Oh my goodness! It’s already here! January 3, 2011. And that means its time for the official start of the Trouser Sewalong. I hope you all had a wonderfully relaxing and fabulous holiday! Unfortunately, I was sick nearly the entire time. Laid up in bed. And quite frankly, it was a drag. But I’m good now and ready to beat my January/winter blues. This week we’ll be cutting out our muslin and stitching it up. First, I thought it would be a good idea to go over the individual pattern pieces together with Burda #127. What with all the confusion and craziness with this pattern, I’m here to say that it does actually sew up and though my muslin was probably one size too big it did fit. OK, are we ready? Let’s go.
I’m again going to stress the 1″ seam allowances everywhere but in the crotch. Here’s the thing with those allowances: the crotch is the major crux of the entire operation. The way it plays with the other areas of a pair of trousers is a big deal. This is the area that you are probably going to have the most trouble in, but it’s not necessarily the area you fix. You’ll actually be fixing the area that’s affecting the crotch. Make sense? Hopefully so. Let’s talk about the pattern pieces now. Alright? Alright.
As you can see on the original pattern, the pieces are labeled. So after you’ve traced off or taped together your pattern (PS, even after I had taped the pattern together, I noticed that there would not be enough room for the 1″ seam allowances I needed, so tracing I did, very disgruntled I might add) you should go about labeling them. It makes the whole experience less difficult. Pattern piece no. 1 is the leg front. You’ll cut two of these. Everywhere but the crotch area (and the hem) will have 1″ seam allowances. The crotch will have 5/8″ seam allowance and the hem does not need any seam allowance. Believe me, unless you are really tall, you definitely don’t need to add anything to the hem. Ahem…
Piece no. 3 is the leg back. Same thing as for no. 1.
Pattern piece no. 2 is the pocket. In fact it’s a pocket within a pocket. I separated this piece to show you what you’ll need to cut. The smaller piece is the pocket lining, which I’ve labeled 2A. You’ll cut two of these. 1″ seam allowance everywhere. The actual pocket is the entire piece. You’ll cut two of those. 1″ seam allowance everywhere but that extended tab part. That part connects to the crotch and so you’ll only need 5/8″ seam allowance there.
Piece no. 4 is the waistband front. 1″ seam allowance everywhere but along that edge that will be cut on the fold of the fabric (right edge here).
Piece no. 5 is the waistband back. 1″ seam allowance everywhere but at the actual waistband back. There you’ll only add 5/8″ because that is part of the crotch area. And that’s only if you want that seamline in the back waistband. Personally I don’t, so I decided to cut this area on the fold, in which case you don’t need to add a seam allowance there. Also, if you are into the plaids and stripes for your trousers, you’ll want to cut the waistband on the bias, because I can’t think of anything worse than trying to match plaids or stripes in this area. In fact, its not even possible.

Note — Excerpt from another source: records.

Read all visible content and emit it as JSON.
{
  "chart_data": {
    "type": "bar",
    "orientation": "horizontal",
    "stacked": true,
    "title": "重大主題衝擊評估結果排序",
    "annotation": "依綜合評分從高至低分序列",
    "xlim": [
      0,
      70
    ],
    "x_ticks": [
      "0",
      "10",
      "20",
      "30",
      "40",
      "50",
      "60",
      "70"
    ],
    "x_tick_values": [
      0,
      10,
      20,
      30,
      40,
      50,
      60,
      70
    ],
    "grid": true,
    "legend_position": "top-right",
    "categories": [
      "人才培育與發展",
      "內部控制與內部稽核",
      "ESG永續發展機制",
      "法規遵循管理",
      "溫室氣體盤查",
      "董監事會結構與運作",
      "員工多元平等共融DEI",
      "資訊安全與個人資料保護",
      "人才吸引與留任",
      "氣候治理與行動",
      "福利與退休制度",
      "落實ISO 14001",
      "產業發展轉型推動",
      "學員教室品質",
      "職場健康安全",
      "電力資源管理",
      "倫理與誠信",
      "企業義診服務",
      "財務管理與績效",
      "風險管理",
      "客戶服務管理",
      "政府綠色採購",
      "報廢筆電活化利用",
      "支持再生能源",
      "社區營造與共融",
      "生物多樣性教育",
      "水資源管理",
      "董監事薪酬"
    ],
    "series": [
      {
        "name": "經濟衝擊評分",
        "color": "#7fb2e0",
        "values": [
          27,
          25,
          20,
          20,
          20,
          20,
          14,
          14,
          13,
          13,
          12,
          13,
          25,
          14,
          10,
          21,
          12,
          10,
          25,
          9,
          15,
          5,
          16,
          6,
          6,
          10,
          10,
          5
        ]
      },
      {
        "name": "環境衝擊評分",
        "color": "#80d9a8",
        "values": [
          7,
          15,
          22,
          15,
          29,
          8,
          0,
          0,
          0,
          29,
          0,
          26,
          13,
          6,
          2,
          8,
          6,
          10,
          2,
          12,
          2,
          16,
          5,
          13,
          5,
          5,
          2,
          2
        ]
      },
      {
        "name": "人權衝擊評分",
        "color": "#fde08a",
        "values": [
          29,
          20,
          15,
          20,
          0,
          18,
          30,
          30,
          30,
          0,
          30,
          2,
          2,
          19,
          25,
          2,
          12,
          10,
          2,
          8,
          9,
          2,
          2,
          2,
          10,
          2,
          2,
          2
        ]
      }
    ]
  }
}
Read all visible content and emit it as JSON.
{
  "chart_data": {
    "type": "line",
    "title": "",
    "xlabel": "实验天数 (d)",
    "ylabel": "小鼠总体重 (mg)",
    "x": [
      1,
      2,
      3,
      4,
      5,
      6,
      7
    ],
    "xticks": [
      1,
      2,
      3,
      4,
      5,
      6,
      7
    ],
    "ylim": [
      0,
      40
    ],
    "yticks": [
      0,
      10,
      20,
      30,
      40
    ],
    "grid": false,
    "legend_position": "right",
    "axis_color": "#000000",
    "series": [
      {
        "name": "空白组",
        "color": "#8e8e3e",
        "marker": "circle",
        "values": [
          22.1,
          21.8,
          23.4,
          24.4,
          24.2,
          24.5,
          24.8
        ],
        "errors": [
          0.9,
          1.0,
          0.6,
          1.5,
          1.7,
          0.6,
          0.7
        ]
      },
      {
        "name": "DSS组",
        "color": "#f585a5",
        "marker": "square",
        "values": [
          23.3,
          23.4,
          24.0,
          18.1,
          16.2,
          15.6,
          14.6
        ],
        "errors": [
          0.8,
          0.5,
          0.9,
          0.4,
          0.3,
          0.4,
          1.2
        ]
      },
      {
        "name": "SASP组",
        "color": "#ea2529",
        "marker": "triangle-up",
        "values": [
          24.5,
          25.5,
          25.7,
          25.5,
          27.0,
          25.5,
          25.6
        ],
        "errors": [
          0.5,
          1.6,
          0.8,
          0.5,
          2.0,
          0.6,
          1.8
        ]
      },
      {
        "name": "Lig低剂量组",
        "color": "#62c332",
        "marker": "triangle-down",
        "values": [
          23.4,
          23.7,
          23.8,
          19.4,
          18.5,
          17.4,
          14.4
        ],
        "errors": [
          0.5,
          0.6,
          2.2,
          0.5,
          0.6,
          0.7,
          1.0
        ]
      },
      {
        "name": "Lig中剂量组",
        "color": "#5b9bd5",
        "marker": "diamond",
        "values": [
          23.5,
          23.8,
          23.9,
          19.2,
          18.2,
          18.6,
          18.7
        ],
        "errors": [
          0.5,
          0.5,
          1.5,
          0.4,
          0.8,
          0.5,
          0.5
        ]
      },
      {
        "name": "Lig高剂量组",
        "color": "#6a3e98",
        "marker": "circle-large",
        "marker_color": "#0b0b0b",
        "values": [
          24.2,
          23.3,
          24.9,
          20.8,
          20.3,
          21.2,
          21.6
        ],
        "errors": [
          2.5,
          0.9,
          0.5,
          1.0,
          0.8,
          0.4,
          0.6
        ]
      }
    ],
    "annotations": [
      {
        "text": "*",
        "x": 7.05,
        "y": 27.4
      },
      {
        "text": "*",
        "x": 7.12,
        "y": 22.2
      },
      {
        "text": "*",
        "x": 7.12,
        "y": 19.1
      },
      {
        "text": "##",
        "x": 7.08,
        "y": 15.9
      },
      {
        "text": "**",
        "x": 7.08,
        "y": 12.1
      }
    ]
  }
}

Especially if you consider there is a pleat and a dart in these trousers. So, I’ll show you how to transform your waistband in an upcoming post.
OK, does this help? I certainly hope so. I definitely want to hear your thoughts. Even for those of you who are tackling a different pattern. It is a good idea for you too, to do the same things you see here. The adjustments and fittings I’ll be showing will be easier with more room to work with. Have fun sweets! Next up, cutting your muslin!